Khusus untuk program Ormas Penggerak Pendidikan dimana disebutkan para kepala sekolah dan guru akan diikutsertakan dalam pelatihan yang memakan waktu bahkan satu tahunan. Sulit membayangkan bagaimana sekolah swasta kecil dengan jumlah guru minim dapat berpartisipasi dalam program ini.

Lebih dari itu, program penggerak yang punya 4 (empat) komponen tersebut bukanlah hal yang baru di dunia pendidikan Indonesia. Hanya saja  realisasinya sering terkendala oleh factor “keuangan” (ekonomi) guru. Seringkali guru harus berbagi waktu antara mempersiapkan pelajaran yang lebih menarik dan cari tambahan penghasilan. Di pihak peserta didik, ada pepatah yang mengatakan  “We can bring a horse into water but we cannot make him drink”

Kembali ke  UJIAN NASIONAL yang ditiadakan.  Dampak Sosial-politiknya harus juga diperhitungkan. Di Negara yang sangat majemuk seperti Indonesia, diperlukan satu sistem Pendidikan Nasional yang mempersatukan insan Indonesia dari Miangas sampai Pulau Rote. Ujian Nasional bisa berfungsi sebagai pemersatu, sebagai “BONDING”,  secara emosi mempersatukan. bukan menyekat-nyekat satu daerah dari daerah lain antara sekolah satu dengan yang lainnya, antara kecamatan yang satu dan yang lainnya, dst..  Dengan materi soal ujian yang sama, diujikan pada waktu yang sama, bisa diharapkan bahwa siswa di daerah akan merasa se “level” dengan yang di kota2 besar, terutama di Jakarta. Ada semangat ingin menunjukkan “ini aku” dari belahan Indonesia Timur/Barat yang seakan “bertanding” di level Nasional. Ada kebanggaan tersendiri dapat meraih nilai Kelulusan. Ada rasa keterikatan dengan pemerintah pusat, ketika mencoba mereka-reka soal yang akan diujikan. Semua emosi akan mempertebal ikatan dan rasa kebangsaan.. Bisa dibayangkan tanpa perekat yang bernama UJIAN NASIONAL mereka akan mencari “jati diri” masing-masing dengan bersandarkan tolok ukur daerah masing2.  

Selain itu, Ujian Nasional juga dapat mengontrol sekaligus memastikan bahwa topik/tema dan alokasi waktu pembelajaran sudah sesuai dengan yang dituangkan dalam kurikulum Sistem Pendidikan Nasional.

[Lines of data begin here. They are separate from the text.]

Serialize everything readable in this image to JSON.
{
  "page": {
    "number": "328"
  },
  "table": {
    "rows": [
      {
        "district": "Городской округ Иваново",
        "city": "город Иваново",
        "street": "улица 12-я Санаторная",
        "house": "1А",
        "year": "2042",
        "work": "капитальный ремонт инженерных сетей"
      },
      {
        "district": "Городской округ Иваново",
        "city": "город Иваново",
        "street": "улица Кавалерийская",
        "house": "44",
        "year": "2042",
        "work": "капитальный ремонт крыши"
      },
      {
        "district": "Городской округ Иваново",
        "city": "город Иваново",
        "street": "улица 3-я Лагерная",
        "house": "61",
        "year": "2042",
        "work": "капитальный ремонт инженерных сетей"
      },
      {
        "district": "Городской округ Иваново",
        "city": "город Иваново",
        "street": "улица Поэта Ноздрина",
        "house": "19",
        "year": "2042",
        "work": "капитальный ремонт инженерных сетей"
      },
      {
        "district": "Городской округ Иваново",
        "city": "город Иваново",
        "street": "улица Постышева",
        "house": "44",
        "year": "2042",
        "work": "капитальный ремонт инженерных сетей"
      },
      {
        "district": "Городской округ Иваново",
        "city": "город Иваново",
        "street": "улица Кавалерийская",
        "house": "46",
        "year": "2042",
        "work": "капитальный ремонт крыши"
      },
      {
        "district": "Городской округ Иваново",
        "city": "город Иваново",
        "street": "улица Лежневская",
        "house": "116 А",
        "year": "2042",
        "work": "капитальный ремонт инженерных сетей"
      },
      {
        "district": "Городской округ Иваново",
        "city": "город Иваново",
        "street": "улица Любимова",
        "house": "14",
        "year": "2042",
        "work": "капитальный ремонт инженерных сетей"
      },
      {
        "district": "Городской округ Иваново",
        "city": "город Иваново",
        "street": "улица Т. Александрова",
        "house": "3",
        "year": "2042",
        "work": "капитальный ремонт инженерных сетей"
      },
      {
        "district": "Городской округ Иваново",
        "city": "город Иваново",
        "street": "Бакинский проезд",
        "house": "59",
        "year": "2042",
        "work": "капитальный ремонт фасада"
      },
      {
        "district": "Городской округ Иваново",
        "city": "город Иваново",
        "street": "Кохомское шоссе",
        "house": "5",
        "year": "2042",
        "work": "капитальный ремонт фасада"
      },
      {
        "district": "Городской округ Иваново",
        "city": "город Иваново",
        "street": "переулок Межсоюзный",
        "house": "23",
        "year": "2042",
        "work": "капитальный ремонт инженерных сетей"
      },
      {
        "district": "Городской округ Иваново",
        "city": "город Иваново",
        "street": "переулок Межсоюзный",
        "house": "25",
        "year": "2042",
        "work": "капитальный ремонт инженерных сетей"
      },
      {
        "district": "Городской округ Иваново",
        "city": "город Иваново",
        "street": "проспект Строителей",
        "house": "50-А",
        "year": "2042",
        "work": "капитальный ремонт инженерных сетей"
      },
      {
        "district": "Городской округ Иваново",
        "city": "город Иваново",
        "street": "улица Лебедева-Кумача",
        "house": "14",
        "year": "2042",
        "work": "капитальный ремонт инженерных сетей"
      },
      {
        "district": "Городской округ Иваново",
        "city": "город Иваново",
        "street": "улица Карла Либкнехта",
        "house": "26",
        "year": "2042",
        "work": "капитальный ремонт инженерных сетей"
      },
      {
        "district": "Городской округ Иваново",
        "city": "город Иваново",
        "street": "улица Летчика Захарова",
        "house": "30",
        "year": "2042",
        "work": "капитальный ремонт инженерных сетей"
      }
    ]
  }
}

Kedepannya, sangat diharapkan agar Mendikbud tidak terlalu cepat mengeluarkan statemnent/ kebijakan sehingga sering mengundang kerisauan/kegaduhan  bahkan polemik. Kegaduhan yang sering meninggalkan rasa kecewa yang mendalam meskipun sudah ada penjelasan atau bantahan tentang arti dan maksud dari kebijakan itu sendiri. Sebagai contoh:

1.      Pada awal-awal dimulainya PJJ (pembelajaram jarak jauh) dengan menggunakan sistim daring, tiba-tiba dikatakan oleh pak Menteri bahwa PJJ akan berlangsung sampai Desember. Bagi orang tua murid berita ini menimbulkan stressed. Karena berarti cari nafkah terhalang demi mendampingi anak.  Siswa pun ada yang menjerit histeris “LAMA AMAT”. Dunia SEKOLAH adalah dunia anak. Jangan rampas itu dari mereka. Andai saja  ada kata-kata yang menyemangati “Ini PJJ hanya sementara saja, karena adanya Pandemi. Anak akan kembali kesekolah segera Pandemi berakhir” Bisa dibayangkan Optimis dan semangat siswa/i untuk ikut mengawal Protokol Kesehatan agar Pandemi ini cepat berakhir dan mereka dapat kembali ke Bangku sekolah.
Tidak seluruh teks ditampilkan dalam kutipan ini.